The new proposal from the WDFW would “… prioritize wolf conservation on its lands due to its mission and the funding sources used to purchase lands.” The WDFW staff acknowledged that grazing is one management tool for state lands but said it was not the mission of the WDFW to ensure grazing rights were available to ranchers.

Additionally, if WDFW is using state land purchases as the primary argument against allowing grazing on public lands, all the more reason for farmland to remain in private ownership. If state agencies are planning to close public land from legal uses – like grazing cattle – then rural communities are better able to protect their own by maintaining private ownership of any land that may be beneficially used for farming and ranching.

The potential policy shift puts ranchers with grazing allotments in a difficult position. After the sweeping fires during Labor Day Weekend wiped out pastures for many ranchers, grazing on public lands offers a much-needed opportunity for rebuilding healthy pastures in the coming years.

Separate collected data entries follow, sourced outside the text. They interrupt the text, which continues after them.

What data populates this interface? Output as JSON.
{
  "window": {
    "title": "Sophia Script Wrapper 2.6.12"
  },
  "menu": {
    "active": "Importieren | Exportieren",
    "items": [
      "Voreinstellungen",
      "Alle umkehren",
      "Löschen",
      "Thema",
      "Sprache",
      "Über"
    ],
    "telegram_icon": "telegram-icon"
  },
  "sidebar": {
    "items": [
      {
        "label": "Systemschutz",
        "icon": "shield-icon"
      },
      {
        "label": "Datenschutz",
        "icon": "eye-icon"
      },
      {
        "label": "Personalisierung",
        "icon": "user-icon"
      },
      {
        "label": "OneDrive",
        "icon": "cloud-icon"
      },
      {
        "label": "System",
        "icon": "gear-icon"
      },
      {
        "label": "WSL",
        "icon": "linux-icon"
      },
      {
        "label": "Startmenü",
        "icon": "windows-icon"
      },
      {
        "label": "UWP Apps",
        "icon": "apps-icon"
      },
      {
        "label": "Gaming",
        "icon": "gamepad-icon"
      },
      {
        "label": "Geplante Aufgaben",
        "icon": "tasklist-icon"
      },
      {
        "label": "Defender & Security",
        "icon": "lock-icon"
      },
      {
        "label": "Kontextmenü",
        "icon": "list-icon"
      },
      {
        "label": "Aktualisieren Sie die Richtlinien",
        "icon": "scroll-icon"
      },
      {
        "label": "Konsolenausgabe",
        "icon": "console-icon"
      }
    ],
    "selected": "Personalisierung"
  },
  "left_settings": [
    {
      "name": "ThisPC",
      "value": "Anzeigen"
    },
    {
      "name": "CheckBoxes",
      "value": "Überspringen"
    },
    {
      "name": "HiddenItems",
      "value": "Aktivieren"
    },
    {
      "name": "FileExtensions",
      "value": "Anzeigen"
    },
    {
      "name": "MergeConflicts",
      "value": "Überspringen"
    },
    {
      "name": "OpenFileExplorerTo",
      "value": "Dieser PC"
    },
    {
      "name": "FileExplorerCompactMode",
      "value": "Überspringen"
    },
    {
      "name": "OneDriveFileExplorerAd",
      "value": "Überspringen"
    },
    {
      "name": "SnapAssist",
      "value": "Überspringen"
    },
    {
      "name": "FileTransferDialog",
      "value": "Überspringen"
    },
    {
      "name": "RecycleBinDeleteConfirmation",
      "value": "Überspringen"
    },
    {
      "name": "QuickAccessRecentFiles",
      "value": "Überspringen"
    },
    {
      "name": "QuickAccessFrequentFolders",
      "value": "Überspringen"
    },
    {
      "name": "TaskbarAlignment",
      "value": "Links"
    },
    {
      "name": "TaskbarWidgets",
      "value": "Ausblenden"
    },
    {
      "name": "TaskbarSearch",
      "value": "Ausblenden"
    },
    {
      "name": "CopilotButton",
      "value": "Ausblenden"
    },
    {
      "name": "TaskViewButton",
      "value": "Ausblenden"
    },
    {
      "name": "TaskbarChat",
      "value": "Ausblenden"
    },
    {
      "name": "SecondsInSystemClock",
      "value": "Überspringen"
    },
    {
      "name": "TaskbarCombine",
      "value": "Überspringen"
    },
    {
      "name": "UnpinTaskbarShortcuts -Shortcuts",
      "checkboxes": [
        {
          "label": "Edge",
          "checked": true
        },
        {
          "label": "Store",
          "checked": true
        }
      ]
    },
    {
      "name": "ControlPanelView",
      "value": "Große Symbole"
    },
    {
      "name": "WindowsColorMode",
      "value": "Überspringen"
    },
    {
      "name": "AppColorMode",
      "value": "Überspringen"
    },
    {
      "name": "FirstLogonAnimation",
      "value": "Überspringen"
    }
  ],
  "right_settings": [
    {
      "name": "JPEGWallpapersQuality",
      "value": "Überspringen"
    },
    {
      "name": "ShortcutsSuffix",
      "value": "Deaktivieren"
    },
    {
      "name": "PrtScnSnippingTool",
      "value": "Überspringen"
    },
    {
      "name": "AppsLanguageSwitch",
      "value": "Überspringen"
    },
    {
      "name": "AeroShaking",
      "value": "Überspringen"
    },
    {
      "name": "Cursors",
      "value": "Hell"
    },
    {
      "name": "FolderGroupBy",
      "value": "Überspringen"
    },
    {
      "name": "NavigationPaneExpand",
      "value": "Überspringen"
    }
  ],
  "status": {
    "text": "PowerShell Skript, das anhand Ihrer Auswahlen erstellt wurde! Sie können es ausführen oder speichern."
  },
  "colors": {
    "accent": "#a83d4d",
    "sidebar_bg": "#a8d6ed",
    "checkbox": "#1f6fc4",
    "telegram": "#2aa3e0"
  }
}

Ranchers have often been seen as the villains in the story of gray wolf recovery in our state, but it is a complicated relationship ranchers have had to navigate since the apex predators returned to the east side of the Cascades. Ranchers near Colville, where the gray wolf population is concentrated, know that better than most.

Washington’s cattlemen deserve better than being thrown out of their grazing allotments when the presence of a gray wolf is reported. Further, if the presence of gray wolves is what it takes to end a grazing allotment, the often-uttered “shoot, shovel, and shut up” may become more ubiquitous in the coming years.

A more favorable solution for both ranchers and gray wolves is the current policy of exhausting all non-lethal measures of deterrence before removing problematic animals. Gray wolves are certainly here to stay but their presence should not trump the rights of cattlemen to use public lands with a legal permit.

-Lewison is Director of the Initiative on Agriculture at the Washington Policy Center.